In the NetMeeting – Not In A Call console, click the Tools menu and then click Options.The Options dialog box appears.
Click the Advanced Calling button.The Advanced Calling Options dialog box appears.
Select the Use A Gatekeeper To Place Calls check box.
In the Gatekeeper text box, type server1.
Click the Log On Using My Account Name check box.
In the Account Name text box, type MyName.
Click OK.
In the Options dialog box, click OK.
Exercise 3: Testing the Configuration
In this exercise, you check the list of active H.323 terminals in ISA Management to verify that your NetMeeting client has been recognized by the gatekeeper.
To test the configuration
On Server1, open ISA Management.
In the console tree, expand the H.323 Gatekeeper node, and then expand the Server1 node.
In the console tree, click the Active Terminals icon.MyName is listed in the details pane. The user MyName is now ready to send and receive calls through H.323 Gatekeeper.
Lesson Summary
H.323 is a standard developed by the ITU to provide real-time, interactive videoconferencing for a wide range of network environments. As the focal point of the H.323 network, ISA Server's H.323 Gatekeeper provides registered clients with address resolution, call authentication, and call routing. H.323 Gatekeeper also allows H.323-compatible clients to conference across the Internet and through the ISA Server firewall. An example of an H.323-compatible client is NetMeeting 3.0 or later.

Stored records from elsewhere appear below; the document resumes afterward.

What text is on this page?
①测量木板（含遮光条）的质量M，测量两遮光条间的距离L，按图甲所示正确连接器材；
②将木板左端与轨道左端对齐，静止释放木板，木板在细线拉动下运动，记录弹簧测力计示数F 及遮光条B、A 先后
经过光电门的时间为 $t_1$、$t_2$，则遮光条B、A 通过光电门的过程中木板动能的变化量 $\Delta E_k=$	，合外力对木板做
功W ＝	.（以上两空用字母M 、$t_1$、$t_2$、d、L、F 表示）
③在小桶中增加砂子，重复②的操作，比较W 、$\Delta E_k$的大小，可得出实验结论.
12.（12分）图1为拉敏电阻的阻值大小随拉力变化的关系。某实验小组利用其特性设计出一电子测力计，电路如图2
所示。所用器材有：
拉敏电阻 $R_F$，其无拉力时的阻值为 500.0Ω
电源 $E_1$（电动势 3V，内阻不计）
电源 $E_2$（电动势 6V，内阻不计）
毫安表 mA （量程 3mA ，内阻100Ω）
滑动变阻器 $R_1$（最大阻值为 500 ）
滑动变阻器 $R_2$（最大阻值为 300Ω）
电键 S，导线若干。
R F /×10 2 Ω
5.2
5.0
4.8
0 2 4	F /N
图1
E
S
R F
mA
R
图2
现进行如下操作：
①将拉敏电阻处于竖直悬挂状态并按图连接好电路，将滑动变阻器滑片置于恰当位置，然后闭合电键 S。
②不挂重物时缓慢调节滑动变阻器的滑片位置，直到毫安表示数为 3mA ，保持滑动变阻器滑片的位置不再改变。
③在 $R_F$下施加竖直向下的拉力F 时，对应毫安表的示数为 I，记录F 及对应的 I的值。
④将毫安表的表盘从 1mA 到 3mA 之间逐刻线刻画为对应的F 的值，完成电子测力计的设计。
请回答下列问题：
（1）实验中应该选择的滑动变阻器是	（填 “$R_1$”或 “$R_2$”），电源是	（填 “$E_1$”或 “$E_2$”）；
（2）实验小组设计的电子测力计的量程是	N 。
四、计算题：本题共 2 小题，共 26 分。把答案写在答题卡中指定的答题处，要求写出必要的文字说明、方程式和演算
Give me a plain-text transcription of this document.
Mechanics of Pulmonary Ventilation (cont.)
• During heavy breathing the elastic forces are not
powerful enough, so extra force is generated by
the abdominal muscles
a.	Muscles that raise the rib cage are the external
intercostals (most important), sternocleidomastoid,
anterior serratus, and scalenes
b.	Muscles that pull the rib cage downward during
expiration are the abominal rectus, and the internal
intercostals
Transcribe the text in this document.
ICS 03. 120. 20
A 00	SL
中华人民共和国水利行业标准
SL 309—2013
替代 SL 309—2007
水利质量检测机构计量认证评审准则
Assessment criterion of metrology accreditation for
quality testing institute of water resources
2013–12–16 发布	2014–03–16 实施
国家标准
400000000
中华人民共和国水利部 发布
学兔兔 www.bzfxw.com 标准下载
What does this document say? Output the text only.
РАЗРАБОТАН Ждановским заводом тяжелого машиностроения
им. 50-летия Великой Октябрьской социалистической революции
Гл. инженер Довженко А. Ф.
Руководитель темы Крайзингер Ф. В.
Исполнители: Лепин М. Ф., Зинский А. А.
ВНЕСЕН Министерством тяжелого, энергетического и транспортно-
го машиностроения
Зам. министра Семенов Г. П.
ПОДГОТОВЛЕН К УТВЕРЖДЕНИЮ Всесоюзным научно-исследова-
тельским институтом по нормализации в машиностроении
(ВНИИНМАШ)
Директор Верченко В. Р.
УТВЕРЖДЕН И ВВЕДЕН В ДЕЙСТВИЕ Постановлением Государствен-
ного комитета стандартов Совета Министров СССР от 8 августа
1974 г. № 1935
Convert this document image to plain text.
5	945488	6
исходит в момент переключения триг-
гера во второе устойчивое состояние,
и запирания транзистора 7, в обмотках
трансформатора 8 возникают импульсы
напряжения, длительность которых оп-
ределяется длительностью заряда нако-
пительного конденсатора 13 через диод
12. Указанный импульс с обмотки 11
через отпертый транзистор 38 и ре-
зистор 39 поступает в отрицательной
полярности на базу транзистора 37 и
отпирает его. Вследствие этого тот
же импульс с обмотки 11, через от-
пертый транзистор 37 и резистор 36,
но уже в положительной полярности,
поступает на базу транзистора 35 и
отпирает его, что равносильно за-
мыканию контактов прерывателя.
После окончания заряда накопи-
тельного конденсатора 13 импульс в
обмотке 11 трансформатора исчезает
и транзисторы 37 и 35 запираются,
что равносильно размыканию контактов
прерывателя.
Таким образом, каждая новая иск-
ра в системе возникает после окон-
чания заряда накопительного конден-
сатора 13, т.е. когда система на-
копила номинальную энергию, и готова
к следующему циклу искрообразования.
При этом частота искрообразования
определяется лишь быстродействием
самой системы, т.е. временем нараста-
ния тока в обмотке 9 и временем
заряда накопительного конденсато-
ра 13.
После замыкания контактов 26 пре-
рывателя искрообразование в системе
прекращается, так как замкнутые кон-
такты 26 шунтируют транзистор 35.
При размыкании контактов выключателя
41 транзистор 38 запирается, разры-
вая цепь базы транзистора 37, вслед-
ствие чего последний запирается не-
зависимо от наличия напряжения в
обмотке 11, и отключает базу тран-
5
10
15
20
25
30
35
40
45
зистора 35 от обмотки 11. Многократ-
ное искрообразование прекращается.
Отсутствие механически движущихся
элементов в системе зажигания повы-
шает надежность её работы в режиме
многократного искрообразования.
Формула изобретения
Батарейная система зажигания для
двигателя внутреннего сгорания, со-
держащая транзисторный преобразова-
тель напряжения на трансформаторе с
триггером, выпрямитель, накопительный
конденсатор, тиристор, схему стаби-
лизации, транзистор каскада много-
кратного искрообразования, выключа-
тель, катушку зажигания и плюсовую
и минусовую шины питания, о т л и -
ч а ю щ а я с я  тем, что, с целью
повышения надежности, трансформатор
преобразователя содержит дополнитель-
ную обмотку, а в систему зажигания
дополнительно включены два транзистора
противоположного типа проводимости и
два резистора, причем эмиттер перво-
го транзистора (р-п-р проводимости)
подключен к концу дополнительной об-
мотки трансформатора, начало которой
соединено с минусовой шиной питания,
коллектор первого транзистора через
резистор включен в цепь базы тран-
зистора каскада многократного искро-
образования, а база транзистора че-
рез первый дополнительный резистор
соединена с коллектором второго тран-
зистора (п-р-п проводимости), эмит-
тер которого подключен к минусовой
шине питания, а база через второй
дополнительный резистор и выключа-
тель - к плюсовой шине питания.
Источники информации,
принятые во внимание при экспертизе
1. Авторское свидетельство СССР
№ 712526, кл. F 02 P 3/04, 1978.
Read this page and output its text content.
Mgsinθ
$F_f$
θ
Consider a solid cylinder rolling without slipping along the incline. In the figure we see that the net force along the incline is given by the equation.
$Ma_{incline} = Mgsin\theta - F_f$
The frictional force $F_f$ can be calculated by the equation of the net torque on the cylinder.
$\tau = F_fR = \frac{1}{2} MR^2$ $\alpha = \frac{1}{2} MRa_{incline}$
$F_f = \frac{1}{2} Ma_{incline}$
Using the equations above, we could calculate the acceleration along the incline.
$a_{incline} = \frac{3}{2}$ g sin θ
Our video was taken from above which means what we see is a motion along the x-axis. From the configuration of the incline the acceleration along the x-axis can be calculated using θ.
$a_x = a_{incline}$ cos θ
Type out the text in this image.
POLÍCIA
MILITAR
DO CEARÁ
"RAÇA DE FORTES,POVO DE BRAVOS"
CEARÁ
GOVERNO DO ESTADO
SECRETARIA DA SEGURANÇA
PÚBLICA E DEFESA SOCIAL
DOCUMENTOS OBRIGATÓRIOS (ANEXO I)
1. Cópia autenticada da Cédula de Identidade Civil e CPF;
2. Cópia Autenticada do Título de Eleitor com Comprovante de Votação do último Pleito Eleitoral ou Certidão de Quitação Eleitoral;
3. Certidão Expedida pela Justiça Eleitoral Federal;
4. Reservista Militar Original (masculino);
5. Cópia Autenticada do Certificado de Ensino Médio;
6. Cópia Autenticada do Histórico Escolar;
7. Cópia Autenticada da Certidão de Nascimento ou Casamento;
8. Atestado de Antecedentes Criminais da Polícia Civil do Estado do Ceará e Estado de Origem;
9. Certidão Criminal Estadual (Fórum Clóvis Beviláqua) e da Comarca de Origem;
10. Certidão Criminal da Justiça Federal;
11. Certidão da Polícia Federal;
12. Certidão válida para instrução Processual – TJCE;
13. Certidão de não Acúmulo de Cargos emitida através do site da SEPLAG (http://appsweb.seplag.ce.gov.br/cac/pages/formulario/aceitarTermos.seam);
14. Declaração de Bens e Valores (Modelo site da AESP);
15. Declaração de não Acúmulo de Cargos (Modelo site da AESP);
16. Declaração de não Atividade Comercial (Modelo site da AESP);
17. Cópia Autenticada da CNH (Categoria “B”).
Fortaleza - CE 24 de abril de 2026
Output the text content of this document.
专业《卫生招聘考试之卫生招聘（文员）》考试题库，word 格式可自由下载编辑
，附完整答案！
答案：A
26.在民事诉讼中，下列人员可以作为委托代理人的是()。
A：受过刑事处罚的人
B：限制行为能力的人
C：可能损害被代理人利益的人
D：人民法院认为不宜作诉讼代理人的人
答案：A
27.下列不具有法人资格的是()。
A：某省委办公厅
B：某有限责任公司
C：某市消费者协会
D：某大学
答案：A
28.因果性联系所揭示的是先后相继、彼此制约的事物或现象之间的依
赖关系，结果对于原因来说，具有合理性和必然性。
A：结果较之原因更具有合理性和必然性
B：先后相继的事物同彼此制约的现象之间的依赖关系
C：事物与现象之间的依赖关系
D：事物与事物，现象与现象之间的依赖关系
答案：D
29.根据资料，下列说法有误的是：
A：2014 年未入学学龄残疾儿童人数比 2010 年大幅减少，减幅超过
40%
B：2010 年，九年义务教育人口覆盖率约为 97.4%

Any client user who wants to be available through an alias instead of an IP address must register with H.323 Gatekeeper. Clients typically register automatically with H.323 Gatekeeper by using the H.323 Registration, Admission, and Status (H.323 RAS) protocol. You can also use the H.323 Gatekeeper snap-in to add a static registration to endpoints that do not support H.323 RAS registration. H.323 Gatekeeper supports three types of aliases: E164 addressing (phone number), H.323-ID addressing (open syntax allowing e-mail addresses, DNS strings, account names, and machine names), and Email-ID addressing.
The management tool for H.323 Gatekeeper is the H.323 Gatekeeper snap-in. This tool appears as a node in ISA Management when H.323 Gatekeeper is installed. H.323 Gatekeeper installation is performed automatically when the Full Installation option is selected during ISA Server installation. However, H.323 Gatekeeper can be installed at any time.